Having looked at Risk Management Systems in large law firms, I was asked to see how a sensible and pragmatic system could be built into a smaller law firm.
Large firms have the resources to install large systems to manage, address and mitigate all the risks facing the firm. There will often be a number of people responsible within the firm for various types of risk, and it is likely that there will be various consultant used - especially in the field of business continuity. Smaller firms do not have this luxury and so need to find a way to address risk without this task getting in the way of the main business.
Firstly, however, why bother at all? Surely risk management is just common sense, isn't it? Well most things are a matter of common sense, but having a systemic approach can ensure that all aspects are considered and that the firm can demonstrate its commitment to risk management both to the regulator and to prospective clients, who are becoming more and more concerned about risk. It is worth noting SRA rule 5.01(1)(i) which says "...you must make arrangements for the management of risk". While this is a marvellously vague phrase, it is worth considering how your firm would be able to demonstrate that it has made such arrangements.

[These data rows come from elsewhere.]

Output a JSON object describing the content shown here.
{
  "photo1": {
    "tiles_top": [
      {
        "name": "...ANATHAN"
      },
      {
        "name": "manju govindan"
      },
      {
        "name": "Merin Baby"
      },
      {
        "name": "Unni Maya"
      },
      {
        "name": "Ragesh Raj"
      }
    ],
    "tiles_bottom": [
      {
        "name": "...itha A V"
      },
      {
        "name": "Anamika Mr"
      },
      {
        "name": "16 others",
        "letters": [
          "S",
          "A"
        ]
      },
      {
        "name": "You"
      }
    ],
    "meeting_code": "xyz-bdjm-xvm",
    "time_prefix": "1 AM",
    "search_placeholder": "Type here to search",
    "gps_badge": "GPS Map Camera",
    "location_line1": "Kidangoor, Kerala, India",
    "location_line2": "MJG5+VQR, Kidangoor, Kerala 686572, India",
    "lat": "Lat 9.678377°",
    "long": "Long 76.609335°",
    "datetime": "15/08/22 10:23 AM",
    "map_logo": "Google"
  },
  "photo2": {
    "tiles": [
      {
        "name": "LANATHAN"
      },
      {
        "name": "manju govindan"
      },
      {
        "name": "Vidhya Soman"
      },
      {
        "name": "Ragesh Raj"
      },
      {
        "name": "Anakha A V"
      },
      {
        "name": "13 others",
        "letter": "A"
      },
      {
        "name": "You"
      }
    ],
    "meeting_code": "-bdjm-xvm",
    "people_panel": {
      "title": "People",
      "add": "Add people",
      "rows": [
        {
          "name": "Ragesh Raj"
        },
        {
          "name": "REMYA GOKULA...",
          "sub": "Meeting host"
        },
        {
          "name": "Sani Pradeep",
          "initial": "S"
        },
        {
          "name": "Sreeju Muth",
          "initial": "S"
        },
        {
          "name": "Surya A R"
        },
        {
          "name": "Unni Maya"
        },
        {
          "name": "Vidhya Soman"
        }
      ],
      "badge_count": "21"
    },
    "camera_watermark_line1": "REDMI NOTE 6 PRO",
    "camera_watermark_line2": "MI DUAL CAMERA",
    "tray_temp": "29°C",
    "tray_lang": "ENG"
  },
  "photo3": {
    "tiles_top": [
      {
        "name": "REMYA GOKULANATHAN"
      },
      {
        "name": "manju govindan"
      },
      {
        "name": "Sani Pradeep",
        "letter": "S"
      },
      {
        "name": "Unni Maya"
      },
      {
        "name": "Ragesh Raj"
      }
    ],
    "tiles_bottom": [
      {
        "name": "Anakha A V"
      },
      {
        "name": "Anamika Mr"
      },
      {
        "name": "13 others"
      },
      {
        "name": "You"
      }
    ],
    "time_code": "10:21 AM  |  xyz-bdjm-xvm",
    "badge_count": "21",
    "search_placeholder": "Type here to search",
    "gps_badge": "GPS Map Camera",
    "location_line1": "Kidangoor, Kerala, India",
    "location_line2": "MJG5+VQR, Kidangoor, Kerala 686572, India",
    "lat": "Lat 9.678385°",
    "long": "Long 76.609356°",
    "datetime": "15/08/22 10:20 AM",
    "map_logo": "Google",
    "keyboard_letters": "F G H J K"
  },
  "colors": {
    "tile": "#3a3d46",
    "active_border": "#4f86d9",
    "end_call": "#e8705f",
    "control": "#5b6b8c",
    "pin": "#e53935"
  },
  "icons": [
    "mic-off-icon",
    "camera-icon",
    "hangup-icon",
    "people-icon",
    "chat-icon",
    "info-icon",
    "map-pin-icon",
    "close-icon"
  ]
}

So - what to do? I will not suggest that your firm goes down the Lexcel route - not unless you have some spare time and might like to employ a couple of new members of staff. There are some simple steps which can be taken that will not have too great an impact on the running of the firm:
- Appoint one person to have responsibility for risk (the "Risk Manager" or "Risk Partner"). Sensibly this will be the Managing Partner - who might want to delegate some tasks to more junior staff;
- Make sure that everyone in the firm knows who the Risk Partner is;
- Write some policies with regard to Conflicts, AML and other risks - and make sure that legals staff in particular are in no way confused about contact details and protocols. Writing the policies will be a good investment of a comparatively short period of work. Some standard policies may be available online;
- Have a Risk Register - a central list of all risks facing the firm. This can be a complex database or an Excel spreadsheet - personally I prefer the spreadsheet approach;
- Consider all kinds of risk - Professional, Regulatory, Reputational and Operational - and spend a little time thinking about the risks facing the firm in each area;
- Score each risk for the possibility of it happening and the impact should it happen - this will give a "score" to each risk. Don't spend too long on this step - all risks will be dealt with, the score simply gives the priority;
- Think about each identified risk in the priority already agreed. Think about what your firm would do if it happened and what it could do to reduce the possibility of it happening.
- Write this down! Do the tasks identified in the previous step to reduce risks happening!
- It sounds like a lot of work - but the eight steps above could be spread over a good period of time. The important thing is to address risk in your firm in a systematic manner, and examine the Register annually for new risks.
One of the easiest ways to start is though scenario planning. Think of an incident - or select one of your high priority risks from the Register - and spend a couple of hours (possibly over a glass of wine at the end of a day) talking through the scenario. Imagine there is a fire in the building, or that a former client has posted a blog full of (false) claims about the firm's mistakes. What would you do; who would take decisions; can everyone contact the people they need to; can the firm contact those outside agencies and suppliers necessary?
Small law firms face almost all the same risks faced by "Big Law". By addressing risk before an incident occurs, your firm can be sure of survival, be more likely to come out of the incident well, and be able to demonstrate a professional approach to regulators and clients alike. In this difficult PII climate - a solid risk system is likely to help with negotiations.